The Energy-Climate-Food Security Nexus: Developing a multi-stakeholder deliberative governance model in Northern Ireland
The project explores and addresses the regional impacts in Northern Ireland of the global energy-climate-food security nexus. The focus is primarily on global energy availability and climate change and their impacts on regional food security.
Project partners
Led by Professor Sally Shortall, Newcastle University, working with Prof John Barry, Queens University Belfast.
multi-stakeholder approach
The energy-climate-food security nexus is characterised by complex interactions and uncertainty. It is not amenable to solutions limited to any one technical approach or academic discipline.
‘Solutions’ applied in one domain, such as energy, may exacerbate climate change, and contribute to degradation of water and agricultural resources. Nexus problem-solving is often a contested process involving diverse and competing stakeholder perspectives and interests. It therefore requires a multi-stakeholder approach that promotes inclusive dialogue, and facilitates collaborative learning and action.
participatory scenario planning
This project will adopt a participatory scenario planning methodology to engage a wide range of stakeholders in addressing the regional impacts of the global energy-climate-food security nexus.
Scenario planning methodology is appropriate to contexts involving uncertainty. It does not aim to predict the future, but explores plausible futures, facilitating adaptive responses
and contingency planning. It lends itself to multi-actor participation, encourages ‘thinking about the unthinkable’ and strategic policy innovation.
This approach is increasingly being used regionally within the global South, but to date, it appears not to have been developed in the global North. The project therefore represents an opportunity to pilot multi-stakeholder, participatory scenario planning to address nexus issues in a global North context, and to provide a framework for similar initiatives in other regions of the UK and Ireland.
Project activities
The project will be structured around a series of stakeholder workshops that will bring together a cross-disciplinary team of researchers with stakeholder representatives from the Dept. of Agriculture & Rural Development NI, farmers, Ulster Farmers Union, rural development and community networks, food retailers and processors, environmental NGOs, elected political representatives and special policy advisers.
Given that women are notably underrepresented in farming, farm support and agricultural policy-making roles, stakeholders will be encouraged to nominate women representatives wherever possible.
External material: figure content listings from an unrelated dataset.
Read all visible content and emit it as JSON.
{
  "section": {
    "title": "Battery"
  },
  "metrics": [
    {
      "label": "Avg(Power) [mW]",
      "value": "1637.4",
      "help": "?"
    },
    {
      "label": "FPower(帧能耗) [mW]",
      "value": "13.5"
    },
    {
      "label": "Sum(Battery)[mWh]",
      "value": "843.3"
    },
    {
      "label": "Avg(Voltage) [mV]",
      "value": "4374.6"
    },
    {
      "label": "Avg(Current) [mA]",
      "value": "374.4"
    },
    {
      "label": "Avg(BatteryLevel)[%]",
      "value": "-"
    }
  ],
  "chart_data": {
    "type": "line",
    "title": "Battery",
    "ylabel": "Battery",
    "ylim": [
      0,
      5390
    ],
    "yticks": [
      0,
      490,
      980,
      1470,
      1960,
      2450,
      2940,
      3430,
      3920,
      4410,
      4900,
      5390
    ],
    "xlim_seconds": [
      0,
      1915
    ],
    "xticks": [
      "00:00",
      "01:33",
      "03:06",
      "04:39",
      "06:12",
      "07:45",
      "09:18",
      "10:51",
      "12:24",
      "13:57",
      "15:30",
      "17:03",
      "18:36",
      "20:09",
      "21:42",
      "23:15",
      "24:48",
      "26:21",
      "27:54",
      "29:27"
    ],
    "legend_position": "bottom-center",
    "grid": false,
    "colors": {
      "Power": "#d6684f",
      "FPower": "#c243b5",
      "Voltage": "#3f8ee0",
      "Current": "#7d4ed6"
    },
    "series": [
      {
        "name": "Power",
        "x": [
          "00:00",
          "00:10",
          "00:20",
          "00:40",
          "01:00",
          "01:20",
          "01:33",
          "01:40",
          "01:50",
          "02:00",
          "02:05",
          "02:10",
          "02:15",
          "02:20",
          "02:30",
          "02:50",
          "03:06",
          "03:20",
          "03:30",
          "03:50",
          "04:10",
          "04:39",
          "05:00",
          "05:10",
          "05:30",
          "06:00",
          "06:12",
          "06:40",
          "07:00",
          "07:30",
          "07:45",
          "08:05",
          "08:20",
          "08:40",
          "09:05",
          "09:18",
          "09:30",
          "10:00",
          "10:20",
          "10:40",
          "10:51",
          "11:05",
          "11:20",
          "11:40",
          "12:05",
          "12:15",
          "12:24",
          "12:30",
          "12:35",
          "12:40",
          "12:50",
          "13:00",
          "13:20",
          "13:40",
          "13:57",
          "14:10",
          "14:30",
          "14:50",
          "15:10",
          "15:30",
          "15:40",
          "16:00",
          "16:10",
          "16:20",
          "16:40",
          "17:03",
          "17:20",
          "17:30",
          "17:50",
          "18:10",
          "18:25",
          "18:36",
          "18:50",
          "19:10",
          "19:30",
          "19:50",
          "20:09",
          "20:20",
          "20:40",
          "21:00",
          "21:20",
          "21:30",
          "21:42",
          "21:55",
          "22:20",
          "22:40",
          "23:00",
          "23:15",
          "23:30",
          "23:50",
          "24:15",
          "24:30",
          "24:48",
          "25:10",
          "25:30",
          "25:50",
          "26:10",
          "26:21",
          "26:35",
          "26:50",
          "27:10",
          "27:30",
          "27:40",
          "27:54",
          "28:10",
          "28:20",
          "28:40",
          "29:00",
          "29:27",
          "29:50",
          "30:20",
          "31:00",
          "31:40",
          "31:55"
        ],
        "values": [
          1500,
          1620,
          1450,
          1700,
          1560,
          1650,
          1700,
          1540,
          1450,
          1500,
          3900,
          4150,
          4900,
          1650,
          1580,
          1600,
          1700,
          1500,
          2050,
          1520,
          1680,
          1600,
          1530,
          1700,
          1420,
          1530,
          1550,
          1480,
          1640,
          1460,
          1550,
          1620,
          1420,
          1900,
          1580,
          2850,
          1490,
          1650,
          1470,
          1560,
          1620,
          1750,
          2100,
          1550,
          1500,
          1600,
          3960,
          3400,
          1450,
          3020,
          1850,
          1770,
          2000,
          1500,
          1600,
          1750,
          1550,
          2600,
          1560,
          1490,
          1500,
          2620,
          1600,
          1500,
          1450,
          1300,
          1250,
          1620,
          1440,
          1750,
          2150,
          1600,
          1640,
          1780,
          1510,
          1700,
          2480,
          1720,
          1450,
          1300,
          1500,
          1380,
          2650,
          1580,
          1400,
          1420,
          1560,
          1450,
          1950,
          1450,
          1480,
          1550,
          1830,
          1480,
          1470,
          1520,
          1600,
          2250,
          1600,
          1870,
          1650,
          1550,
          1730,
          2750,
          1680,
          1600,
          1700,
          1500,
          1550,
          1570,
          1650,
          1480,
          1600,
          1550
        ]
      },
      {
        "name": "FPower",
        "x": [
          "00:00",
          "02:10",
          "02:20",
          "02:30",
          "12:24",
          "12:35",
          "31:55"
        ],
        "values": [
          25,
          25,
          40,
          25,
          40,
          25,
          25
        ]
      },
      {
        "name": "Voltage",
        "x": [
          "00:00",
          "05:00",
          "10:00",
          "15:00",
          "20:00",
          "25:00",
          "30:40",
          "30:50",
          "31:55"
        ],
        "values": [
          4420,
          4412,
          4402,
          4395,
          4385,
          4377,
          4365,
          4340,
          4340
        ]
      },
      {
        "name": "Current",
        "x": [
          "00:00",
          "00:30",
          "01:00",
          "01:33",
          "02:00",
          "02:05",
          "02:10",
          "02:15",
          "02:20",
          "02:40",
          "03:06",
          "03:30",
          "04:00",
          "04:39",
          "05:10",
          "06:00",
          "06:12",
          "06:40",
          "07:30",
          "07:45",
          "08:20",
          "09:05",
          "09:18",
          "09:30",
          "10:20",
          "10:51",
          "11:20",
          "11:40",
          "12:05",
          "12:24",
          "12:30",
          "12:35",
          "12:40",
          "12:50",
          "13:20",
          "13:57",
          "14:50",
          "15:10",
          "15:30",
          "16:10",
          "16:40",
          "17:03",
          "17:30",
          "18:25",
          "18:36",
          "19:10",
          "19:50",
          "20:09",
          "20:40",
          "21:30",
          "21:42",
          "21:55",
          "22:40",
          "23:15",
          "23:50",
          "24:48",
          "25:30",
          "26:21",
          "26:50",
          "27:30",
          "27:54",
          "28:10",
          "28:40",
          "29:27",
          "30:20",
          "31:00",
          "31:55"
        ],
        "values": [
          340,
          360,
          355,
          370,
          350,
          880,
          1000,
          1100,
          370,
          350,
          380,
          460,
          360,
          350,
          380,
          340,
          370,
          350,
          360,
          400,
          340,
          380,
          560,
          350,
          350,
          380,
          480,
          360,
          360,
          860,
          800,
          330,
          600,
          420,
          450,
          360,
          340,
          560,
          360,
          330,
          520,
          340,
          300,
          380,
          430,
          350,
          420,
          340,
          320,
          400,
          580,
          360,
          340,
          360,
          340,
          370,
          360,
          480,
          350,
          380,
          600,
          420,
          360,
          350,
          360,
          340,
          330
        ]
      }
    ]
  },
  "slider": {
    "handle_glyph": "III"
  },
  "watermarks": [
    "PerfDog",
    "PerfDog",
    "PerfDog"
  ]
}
The workshops will: analyse data regarding global changes in climate and energy supply on NI regional food security; develop a range of plausible future food system scenarios, and identify risks associated with these scenarios; develop policy proposals and contingency plans to build regional adaptive capacity and enhance resilience across the range of potential scenarios; and establish an ongoing network of stakeholders and researchers addressing regional food security in light of emerging nexus challenges.